Anne Sullivan was writing to her mentor at the Perkins School, Michael Anagnos, in 1891 about her work with Helen. She wrote, "For the first two years of her intellectual life, she was like a child in a strange country." Anne realized that no learning was possible until Helen could overcome the communication barriers posed by blindness and deafness. We decided that was a good metaphor for all education. We're all, at some point, children in a strange country, unable to understand what we're trying to be taught, until the teacher finds that special language that reaches out to us.

Our traveling exhibit, "Child in a Strange Country," uses Helen's story as a lens to explore the gap between a population that knows only one moment, that moment at the water pump.

There's not nearly enough room for all the events that have shaped the history of education and rehabilitation over the last few centuries. Any good story starts out with "once upon a time." Once upon a time, things were much different from what they are now. Blind people, whether blind from injury or genetics, were broadly thought of as cursed, unlucky, unproductive, helpless, useless burdens on society—do I need to go on? At any time before 1800, their likely occupation outside the family group was primarily in roadside philanthropy. Now there were a few Greek philosophers, such as Hypocrites, who argued for a rational understanding of disease and disability, but most of that thinking was swept away by the fall of the Roman Empire. Martin Luther wrote, "regarding all illness and disease as being the works of Satan." Anyone who argued for the rights of the disabled could be accused of witchcraft and sin.

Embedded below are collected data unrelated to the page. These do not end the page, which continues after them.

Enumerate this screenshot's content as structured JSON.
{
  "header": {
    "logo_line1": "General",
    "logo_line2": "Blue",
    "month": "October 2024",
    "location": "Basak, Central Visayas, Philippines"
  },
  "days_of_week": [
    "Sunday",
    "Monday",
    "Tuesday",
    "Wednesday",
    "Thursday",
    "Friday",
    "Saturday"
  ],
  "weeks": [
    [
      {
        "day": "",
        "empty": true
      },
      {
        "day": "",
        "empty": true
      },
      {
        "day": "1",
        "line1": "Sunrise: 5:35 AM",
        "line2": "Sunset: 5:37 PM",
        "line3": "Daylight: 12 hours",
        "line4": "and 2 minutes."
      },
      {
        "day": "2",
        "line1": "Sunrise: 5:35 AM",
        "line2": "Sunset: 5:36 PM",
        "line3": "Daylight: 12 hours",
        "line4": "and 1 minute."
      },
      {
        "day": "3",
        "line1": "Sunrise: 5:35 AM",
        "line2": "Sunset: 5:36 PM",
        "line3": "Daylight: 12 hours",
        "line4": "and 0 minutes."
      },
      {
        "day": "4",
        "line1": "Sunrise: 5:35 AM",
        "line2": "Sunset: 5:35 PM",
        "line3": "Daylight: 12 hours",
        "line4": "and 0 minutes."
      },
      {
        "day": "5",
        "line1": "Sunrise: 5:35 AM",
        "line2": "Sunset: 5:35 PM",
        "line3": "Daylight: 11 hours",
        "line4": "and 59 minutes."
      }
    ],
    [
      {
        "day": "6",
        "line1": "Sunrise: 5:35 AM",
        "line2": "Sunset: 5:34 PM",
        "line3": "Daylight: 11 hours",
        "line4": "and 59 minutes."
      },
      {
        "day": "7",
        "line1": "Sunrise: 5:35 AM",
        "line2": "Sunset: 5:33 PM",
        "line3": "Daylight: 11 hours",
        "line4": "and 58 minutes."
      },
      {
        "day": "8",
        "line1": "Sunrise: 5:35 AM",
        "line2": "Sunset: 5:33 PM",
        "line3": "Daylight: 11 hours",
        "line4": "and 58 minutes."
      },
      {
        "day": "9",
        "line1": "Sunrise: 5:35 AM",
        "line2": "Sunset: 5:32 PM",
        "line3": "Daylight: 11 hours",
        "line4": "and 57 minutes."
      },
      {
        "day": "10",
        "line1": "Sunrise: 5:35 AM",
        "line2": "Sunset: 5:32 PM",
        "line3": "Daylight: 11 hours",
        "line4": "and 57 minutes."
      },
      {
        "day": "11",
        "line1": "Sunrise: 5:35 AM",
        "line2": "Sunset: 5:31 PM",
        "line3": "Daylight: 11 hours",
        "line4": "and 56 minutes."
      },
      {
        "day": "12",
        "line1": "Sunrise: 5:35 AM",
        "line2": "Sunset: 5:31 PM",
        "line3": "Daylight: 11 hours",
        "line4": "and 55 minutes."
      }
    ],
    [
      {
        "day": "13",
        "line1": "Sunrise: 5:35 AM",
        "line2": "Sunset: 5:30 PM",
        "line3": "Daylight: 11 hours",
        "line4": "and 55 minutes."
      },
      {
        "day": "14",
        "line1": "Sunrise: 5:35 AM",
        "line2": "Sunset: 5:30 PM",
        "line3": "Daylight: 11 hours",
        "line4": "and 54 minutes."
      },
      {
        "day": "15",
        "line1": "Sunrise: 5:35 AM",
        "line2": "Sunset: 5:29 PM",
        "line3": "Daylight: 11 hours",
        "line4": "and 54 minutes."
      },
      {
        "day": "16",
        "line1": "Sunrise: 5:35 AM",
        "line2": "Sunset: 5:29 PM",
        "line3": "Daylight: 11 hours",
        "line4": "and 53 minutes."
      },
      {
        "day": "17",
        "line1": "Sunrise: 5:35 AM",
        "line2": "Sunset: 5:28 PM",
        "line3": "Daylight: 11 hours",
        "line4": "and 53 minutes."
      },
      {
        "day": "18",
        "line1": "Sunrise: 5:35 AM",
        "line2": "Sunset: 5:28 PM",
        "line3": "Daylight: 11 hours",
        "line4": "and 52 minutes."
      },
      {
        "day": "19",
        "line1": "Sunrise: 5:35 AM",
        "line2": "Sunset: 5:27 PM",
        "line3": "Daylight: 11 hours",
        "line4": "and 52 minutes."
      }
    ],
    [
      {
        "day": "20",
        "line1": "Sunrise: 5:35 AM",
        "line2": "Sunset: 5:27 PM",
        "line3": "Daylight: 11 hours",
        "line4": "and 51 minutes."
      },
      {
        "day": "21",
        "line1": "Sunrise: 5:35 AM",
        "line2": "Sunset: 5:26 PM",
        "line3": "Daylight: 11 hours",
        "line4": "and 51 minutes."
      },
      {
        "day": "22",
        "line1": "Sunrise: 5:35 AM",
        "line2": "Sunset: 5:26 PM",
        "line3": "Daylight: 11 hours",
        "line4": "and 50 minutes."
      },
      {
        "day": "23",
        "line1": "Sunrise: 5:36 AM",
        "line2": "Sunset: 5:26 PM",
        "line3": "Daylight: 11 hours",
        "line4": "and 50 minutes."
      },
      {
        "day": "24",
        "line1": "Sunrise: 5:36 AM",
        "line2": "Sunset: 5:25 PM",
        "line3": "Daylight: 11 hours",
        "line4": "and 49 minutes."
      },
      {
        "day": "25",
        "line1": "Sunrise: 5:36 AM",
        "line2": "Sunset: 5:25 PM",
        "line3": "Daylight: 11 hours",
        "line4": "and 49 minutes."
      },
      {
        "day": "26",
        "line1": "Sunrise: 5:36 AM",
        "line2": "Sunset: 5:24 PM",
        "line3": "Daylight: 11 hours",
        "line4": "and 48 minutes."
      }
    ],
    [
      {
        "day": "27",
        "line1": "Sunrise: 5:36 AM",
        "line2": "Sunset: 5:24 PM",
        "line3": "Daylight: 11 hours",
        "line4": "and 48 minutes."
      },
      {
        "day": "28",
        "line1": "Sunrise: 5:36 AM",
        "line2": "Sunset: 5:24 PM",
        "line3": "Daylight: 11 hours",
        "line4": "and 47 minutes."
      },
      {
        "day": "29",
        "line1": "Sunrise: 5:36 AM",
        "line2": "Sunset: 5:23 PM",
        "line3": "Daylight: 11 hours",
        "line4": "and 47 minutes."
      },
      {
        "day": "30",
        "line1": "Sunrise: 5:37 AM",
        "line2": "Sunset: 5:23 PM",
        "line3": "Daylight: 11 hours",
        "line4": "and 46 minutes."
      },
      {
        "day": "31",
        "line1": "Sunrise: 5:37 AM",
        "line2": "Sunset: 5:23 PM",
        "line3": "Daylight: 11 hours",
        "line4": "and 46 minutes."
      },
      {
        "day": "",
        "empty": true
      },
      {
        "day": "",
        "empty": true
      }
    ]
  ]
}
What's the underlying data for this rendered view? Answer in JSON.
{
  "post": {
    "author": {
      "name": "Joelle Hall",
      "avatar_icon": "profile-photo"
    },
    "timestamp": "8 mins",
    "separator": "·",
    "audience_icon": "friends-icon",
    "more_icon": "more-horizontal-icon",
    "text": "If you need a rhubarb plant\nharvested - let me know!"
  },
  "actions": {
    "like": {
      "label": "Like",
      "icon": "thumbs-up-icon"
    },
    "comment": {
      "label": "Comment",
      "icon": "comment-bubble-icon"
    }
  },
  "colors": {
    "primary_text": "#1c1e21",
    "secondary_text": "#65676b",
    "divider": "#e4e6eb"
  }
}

If Helen Keller's story is a juicy way to start a dialogue between the sighted world and that of folks with the physical limitation of vision loss, we also have to acknowledge that, for every eureka moment at the water pump, there are countless moments of quiet despair and frustration. There are mind-numbing committee meetings and efforts that fail in small ways and succeed in small ways. These will never make the history books.

A pretty girl and the magic of a eureka moment trump a history book every time.